O cientista, que está agora novamente a caminho de Papua-Nova Guiné, já aceitou uma nova proposta de trabalho, na qual o empregador afirma que seus deslocamentos prolongados não serão um problema.
Grimalda revela ainda que, desde que seu caso ganhou projeção, já foi contatado por cerca de 20 pesquisadores que também estão interessados em abandonar ou reduzir significativamente o uso de aviões.
Vivendo em Portugal há quase três anos, a estudante francesa Marine Martin, 24, já não voa para visitar a família, que vive nos arredores de Paris. Como não há ligações ferroviárias entre Lisboa e outras capitais europeias, ela recorre às viagens de ônibus.
"São pelo menos 24 horas viajando. Não vou dizer que é agradável, mas sinto que estou fazendo a minha parte", diz ela, que restringiu os voos aos destinos fora do continente europeu. "Já fui à Tailândia e tenho vontade de conhecer outros lugares, mas quero fazer isso com planejamento para ter o menor impacto possível."
Pesquisador do Iema (Instituto de Energia e Meio Ambiente), Felipe Barcellos diz que a redução de viagens de avião como forma de diminuir emissões faz sentido em um contexto geral, mas que não deve se basear apenas em atitudes de algumas pessoas.
"O desafio é fazer com que não seja apenas uma decisão individual, com uma 'pessoa excêntrica' que vai diminuir as viagens e, assim, as emissões de gases de efeito estufa", afirma o pesquisador, que defende a adoção de políticas públicas para a descarbonização do setor e o incentivo a formas de transporte mais sustentáveis.
A aviação foi responsável por cerca de 2,5% das emissões de CO2 relacionadas ao setor de energia em 2023, de acordo com a Agência Internacional de Energia. Embora a fatia seja relativamente pequena, as viagens de avião têm, individualmente, uma pegada de carbono maior do que o uso de outros meios de transporte.

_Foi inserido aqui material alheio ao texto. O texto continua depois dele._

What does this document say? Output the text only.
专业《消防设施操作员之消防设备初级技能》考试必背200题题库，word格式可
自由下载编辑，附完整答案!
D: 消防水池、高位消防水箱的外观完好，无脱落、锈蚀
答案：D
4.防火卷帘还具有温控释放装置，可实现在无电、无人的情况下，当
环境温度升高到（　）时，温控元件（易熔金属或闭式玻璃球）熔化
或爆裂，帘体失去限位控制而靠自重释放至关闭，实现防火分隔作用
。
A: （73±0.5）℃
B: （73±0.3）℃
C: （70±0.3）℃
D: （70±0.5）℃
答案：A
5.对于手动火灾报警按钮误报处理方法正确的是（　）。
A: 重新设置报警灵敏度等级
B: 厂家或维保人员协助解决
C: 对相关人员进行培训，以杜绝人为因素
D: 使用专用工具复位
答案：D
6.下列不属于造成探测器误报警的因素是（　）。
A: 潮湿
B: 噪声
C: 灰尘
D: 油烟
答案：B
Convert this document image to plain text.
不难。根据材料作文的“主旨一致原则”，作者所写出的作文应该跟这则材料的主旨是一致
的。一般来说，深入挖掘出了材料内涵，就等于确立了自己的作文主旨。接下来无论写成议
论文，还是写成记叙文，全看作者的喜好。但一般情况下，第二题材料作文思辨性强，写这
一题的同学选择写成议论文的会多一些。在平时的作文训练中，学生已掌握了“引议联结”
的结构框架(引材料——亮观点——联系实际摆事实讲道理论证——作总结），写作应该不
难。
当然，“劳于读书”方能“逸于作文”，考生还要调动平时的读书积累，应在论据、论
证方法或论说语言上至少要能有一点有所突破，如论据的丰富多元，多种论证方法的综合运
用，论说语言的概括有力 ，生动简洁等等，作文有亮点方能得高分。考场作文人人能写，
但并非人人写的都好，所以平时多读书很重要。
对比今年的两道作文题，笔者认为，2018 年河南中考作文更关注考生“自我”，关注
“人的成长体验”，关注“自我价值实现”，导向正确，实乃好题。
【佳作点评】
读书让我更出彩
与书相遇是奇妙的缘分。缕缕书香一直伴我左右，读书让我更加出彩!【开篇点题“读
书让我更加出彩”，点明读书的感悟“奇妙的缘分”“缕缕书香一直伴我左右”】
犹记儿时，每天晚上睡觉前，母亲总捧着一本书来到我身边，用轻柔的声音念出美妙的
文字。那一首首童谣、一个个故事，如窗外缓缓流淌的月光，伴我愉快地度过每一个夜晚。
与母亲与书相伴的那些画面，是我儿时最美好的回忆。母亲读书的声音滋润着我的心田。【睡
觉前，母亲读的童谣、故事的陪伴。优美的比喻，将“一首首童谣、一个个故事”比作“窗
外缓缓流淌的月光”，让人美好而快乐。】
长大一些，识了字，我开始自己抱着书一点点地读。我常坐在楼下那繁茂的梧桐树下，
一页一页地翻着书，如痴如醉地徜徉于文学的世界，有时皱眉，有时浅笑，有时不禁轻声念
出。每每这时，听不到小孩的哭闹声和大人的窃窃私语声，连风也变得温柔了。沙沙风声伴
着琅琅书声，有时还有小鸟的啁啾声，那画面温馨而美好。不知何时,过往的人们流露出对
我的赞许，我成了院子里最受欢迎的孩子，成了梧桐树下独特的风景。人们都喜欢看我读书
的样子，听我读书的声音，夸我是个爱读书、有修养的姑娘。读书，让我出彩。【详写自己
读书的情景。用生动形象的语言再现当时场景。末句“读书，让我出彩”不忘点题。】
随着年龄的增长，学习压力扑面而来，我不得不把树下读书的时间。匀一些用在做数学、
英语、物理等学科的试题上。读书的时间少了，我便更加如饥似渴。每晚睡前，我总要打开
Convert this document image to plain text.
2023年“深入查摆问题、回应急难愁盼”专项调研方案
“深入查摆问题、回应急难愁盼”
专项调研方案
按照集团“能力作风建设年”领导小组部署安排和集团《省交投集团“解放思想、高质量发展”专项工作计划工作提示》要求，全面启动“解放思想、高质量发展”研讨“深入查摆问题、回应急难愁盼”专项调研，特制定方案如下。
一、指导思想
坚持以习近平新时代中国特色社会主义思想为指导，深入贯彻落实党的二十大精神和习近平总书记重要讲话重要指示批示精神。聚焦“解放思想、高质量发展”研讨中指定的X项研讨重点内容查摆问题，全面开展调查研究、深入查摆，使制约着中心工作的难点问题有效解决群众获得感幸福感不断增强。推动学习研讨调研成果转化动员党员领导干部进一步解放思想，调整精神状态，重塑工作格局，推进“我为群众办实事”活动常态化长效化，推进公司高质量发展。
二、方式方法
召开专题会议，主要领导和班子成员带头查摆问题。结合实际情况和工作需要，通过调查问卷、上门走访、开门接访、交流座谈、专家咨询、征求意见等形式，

As emissões, contudo, são bastante concentradas. Um artigo publicado na revista especializada Global Environmental Change estimou que cerca de 1% da população mundial é responsável por 50% das emissões da aviação comercial. Esses superemissores são, sobretudo, os usuários de aeronaves privadas.
O peso desproporcional dos "jatinhos" tornou essas aeronaves alvos frequentes de protestos de ambientalistas.
Barcellos destaca que inovações tecnológicas, como o desenvolvimento de aeronaves mais eficientes e de combustíveis menos poluentes -como o chamado SAF, sigla em inglês para combustível sustentável de aviação-, são as principais apostas para descarbonizar o transporte aéreo.
"Em países como o Brasil, por exemplo, onde muitas pessoas ainda não têm acesso ao avião, é até desejável que isso se amplie, e que mais gente possa viajar e fazer turismo, que também é bom para a economia. É aí que precisam entrar as políticas públicas e o desenvolvimento tecnológico do país, para que, quando essas pessoas tiverem acesso às viagens, isso seja feito com o menor impacto possível", avalia.
Produzido a partir de fontes renováveis, o SAF polui até 80% menos do que o querosene tradicional. A escala de fabricação, no entanto, ainda é limitada, e os preços são elevados em comparação com os combustíveis fósseis.
Além de incentivar o uso de SAF, países europeus vêm tentando oferecer alternativas ao uso dos aviões, sobretudo com a revitalização de linhas ferroviárias e a disponibilização de assentos a preços promocionais.
Países como Alemanha e Espanha criaram bilhetes especiais, com valores reduzidos, para que seus moradores façam viagens de trem em deslocamentos internos.
Apesar das preocupações ambientais, o custo dos trajetos aéreos permanece, na maioria dos casos, inferior ao dos trens, o que torna os voos mais atrativos para os consumidores.